More consideration needs to be given in forcing a massively costly and complex regulatory overhaul of the Medical Schemes Act to allow for LCBOs within the medical schemes environment, when there is no clarity on the future of NHI and what the role of private healthcare funders will be.

It is also telling that the Board of Healthcare Funders (BHF), who represent medical schemes, had to take the CMS to court in 2023 to compel them to enable the regulatory provisions for low-cost benefit options (LCBOs) within medical schemes. Further muddying the waters, when the report from the CMS on LCBO implementation was eventually handed to health minister Joe Phaahla just last year in November 2023, the research basis for the report and the workstream recommendations underpinning it have not been made public.

The reality is that granting the one-year exemption extension for health insurers, without CMS providing any clear guidance on the next steps or a roadmap forward – whether for health insurance products or LCBOs - is telling of just how complex the challenges are of trying to incorporate insurance products into the low-cost benefit options within the medical schemes environment. In terms of treating customers fairly (TCF), it’s also an egregious oversight when granting the latest extension, not to provide around 1.5 million health insurance consumers with any certainty as to what comes next. 

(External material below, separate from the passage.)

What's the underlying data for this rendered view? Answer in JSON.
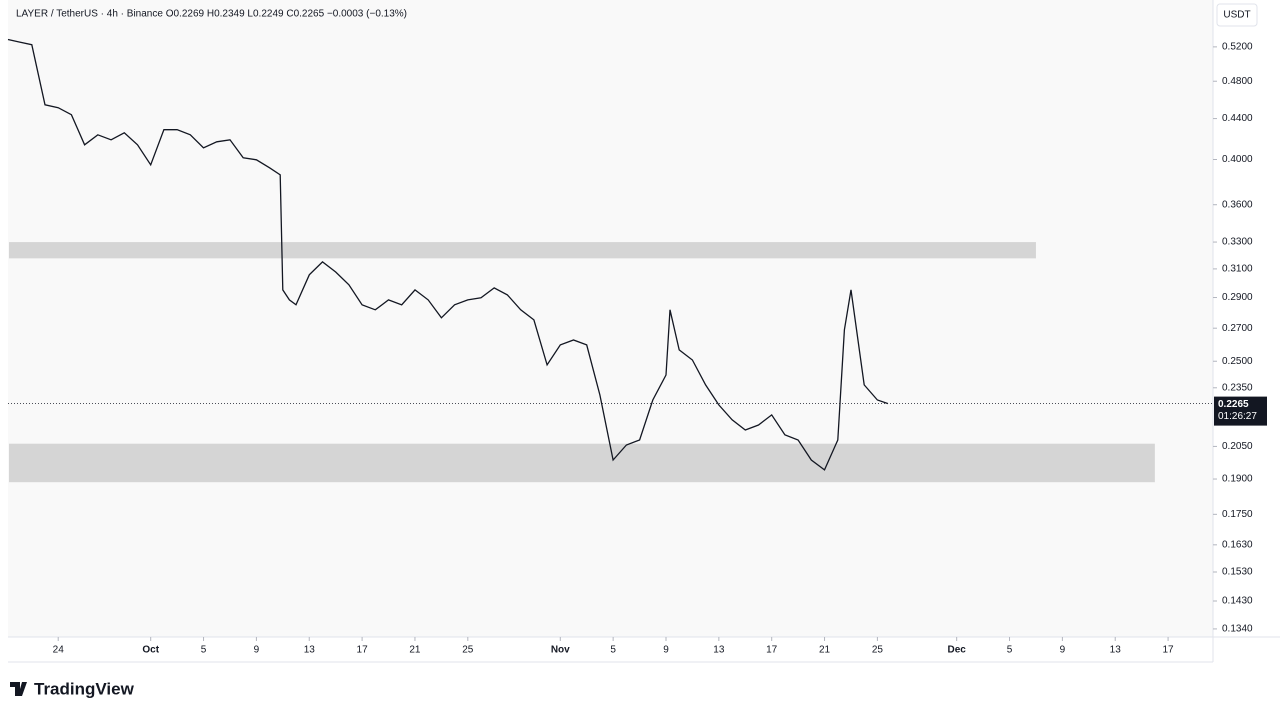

The irony in all of this is that the five product categories under the Demarcation Regulations could very easily have been extended to a sixth product category to incorporate the low-cost primary care products. This is a much simpler regulatory change which can be done on three months’ notice. And had this been done from the get-go in April 2017, we would by now have had seven years of regulatory certainty on these products along with much more investment into the expansion of their scope and reach, to millions of lives. A much needed and more immediate intervention.